In tame pheasantries, the laying and breeding of turkeys and brood hens is monitored and there are regulatory interventions by isolating the breeders. In wild pheasantries, the animals are largely left to their own devices, but the keeper (mostly the forest workers) ensures that the natural enemies are reduced.
The Pierer Lexicon of 1857 writes regarding the nature and requirements of a pheasantry: “A good pheasantry includes:
- flat or south-facing, not too cold location,
- bigger u. smaller damp to wet surfaces,
- Bushwood with berries, meadows, fields, water, protection against cold winds;
- Surroundings of woodwork or walls,
- Traps for beasts of prey. "
So-called pheasant chambers are still an occasional practice today to naturalize pheasants in a biotope. For this purpose, a large piece of land is fenced in so that it is protected from predatory game and pheasants are kept in it. The aim is for them to raise offspring undisturbed here and to leave the chamber each time they are able to fly and populate the hunting ground. Suitable chambers have some trees that are not too high and suitable for tree growth, a piece of freshly moist meadow and water in the form of a stream or ditch or a small, non-drying pond.
development
Pheasantries have existed in Germany since the end of the 17th century. Here they served the nobility mainly as a destination populated with beautiful birds , see also the menagerie . For this reason, peacocks were also often introduced . During and especially after the Second World War , the pheasant stocks were severely decimated (the cause is assumed to be, in addition to the consequences of the war, also the population's shortage of food). In order to compensate for these losses, numerous state hunting associations decided in 1950/51 to set up various rearing pheasantries.
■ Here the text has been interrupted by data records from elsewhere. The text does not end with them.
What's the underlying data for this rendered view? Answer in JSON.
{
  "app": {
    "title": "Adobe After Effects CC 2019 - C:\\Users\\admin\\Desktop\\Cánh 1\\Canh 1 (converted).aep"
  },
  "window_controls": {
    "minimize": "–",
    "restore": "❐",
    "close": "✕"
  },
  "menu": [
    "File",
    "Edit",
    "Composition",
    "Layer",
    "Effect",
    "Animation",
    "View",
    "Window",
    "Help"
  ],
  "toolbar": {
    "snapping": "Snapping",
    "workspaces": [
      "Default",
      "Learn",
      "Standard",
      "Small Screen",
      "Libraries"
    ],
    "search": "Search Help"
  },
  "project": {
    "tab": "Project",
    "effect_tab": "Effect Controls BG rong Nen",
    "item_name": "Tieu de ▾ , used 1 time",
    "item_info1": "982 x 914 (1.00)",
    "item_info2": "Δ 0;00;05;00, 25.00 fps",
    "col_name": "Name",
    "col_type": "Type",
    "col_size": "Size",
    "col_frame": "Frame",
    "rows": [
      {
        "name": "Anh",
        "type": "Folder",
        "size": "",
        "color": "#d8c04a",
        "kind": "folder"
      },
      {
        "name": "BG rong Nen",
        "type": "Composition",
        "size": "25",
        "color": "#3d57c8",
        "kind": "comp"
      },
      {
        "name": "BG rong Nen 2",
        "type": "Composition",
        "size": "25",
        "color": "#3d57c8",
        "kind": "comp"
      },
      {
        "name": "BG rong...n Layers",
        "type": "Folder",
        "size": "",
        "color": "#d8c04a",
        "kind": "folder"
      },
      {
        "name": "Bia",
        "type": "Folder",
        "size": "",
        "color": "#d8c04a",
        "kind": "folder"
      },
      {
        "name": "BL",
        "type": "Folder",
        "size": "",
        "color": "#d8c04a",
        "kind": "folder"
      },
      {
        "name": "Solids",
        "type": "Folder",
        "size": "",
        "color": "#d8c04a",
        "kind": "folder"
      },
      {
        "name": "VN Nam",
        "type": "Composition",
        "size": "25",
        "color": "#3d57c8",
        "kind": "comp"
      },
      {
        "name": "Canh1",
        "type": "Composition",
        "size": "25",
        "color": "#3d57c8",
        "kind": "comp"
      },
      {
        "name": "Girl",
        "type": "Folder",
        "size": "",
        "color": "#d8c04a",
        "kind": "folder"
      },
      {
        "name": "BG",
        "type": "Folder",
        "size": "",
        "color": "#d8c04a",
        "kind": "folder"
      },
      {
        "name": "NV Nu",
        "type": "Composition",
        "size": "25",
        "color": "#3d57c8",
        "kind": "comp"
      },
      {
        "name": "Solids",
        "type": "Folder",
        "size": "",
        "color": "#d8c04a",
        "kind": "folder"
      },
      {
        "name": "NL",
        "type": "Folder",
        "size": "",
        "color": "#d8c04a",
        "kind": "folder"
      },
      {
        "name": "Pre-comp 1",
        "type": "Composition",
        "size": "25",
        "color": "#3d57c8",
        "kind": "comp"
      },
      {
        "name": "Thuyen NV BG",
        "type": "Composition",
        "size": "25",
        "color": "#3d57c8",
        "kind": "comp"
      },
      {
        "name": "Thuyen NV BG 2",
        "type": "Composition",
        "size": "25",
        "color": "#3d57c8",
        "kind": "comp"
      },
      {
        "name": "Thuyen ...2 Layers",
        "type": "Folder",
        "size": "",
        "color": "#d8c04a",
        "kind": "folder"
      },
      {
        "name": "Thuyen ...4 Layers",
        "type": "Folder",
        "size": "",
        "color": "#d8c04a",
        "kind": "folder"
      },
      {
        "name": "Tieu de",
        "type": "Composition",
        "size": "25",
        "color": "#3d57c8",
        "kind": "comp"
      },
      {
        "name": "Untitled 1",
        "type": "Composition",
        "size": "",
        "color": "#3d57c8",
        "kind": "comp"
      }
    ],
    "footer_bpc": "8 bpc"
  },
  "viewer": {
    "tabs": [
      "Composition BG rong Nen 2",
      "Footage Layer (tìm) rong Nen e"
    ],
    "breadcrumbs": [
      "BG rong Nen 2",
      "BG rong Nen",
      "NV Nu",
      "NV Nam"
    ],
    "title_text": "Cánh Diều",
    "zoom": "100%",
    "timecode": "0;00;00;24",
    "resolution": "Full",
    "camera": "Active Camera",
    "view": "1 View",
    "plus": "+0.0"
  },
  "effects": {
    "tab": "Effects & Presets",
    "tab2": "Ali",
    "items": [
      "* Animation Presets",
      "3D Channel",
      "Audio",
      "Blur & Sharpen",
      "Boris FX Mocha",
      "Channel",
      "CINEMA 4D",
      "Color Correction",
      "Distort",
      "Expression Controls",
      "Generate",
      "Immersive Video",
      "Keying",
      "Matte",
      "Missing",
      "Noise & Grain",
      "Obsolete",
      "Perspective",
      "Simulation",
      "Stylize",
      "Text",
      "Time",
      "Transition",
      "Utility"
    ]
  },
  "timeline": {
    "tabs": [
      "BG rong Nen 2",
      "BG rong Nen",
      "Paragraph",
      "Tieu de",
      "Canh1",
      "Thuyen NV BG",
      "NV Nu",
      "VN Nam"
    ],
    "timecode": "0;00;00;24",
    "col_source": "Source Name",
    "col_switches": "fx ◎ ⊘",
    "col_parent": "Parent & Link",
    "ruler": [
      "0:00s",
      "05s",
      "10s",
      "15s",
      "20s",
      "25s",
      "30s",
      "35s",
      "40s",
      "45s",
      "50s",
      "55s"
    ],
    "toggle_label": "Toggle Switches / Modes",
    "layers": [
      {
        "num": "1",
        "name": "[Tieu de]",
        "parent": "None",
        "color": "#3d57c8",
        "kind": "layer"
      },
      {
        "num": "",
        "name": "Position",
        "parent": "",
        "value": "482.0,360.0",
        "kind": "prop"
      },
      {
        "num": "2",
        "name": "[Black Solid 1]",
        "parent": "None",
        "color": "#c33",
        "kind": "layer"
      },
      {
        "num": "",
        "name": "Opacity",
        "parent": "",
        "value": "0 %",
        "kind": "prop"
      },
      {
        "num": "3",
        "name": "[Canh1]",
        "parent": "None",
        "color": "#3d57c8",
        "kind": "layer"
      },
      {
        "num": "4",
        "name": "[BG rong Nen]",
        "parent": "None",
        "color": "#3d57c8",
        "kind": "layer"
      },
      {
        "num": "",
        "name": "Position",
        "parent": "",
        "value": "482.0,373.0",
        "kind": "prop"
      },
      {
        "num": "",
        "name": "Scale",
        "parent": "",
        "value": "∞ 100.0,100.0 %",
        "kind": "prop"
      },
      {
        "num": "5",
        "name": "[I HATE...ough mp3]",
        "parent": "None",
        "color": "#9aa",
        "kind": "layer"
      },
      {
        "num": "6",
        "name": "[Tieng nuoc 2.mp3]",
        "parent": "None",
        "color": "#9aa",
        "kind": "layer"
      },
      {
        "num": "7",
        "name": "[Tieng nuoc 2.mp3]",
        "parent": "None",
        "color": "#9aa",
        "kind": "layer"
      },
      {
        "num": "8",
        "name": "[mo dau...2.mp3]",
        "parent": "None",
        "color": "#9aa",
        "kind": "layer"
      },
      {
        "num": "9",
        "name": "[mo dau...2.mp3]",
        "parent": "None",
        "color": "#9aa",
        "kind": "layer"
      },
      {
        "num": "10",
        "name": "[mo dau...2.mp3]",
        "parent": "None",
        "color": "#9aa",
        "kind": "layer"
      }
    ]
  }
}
Some local recreation areas of cities still bear the name pheasantry in reference to their earlier function , although one only rarely comes across a specimen of this genus there.
Well-known pheasantries
Germany
- Alte Fasanerie wildlife park near Klein-Auheim
- Alte Fasanerie wildlife park near Hanau
- Groß-Gerau pheasantry at Dornberg Castle in Groß-Gerau
- Pheasantry in Aschaffenburg
- Fasanerie animal and plant park in Wiesbaden
- Fasanerie-Nord , a district in the north of Munich
- Fasanerie (Darmstadt)
- Fasanerie in Zweibrücken, see Tschifflick pleasure palace
Poland
- Pheasantry in Poremba , Silesia
France
- Wilde Fasanerie, park of the Rohan Castle near Zabern , today " La Faisanderie " in French , was laid out in the 18th century instead of a zoo.
literature
- Hans Behnke, Günter Claussen: Pheasant and Partridge. Biology, Hege, Aufzucht , Franckh-Kosmos Verlag, Stuttgart 2007, ISBN 978-3-440-10917-5
- Elisabeth Herget, Werner Busch: Fasanerie , in: Reallexikon zur Deutschen Kunstgeschichte , Vol. 7, 1975, Col. 437–461
Web links
Individual evidence
- ↑ http://www.retrobibliothek.de/retrobib/seite.html?id=105503
- ↑ Pheasantry . In: Heinrich August Pierer , Julius Löbe (Hrsg.): Universal Lexicon of the Present and the Past . 4th edition. tape 6 . Altenburg 1858, p. 125 ( zeno.org ).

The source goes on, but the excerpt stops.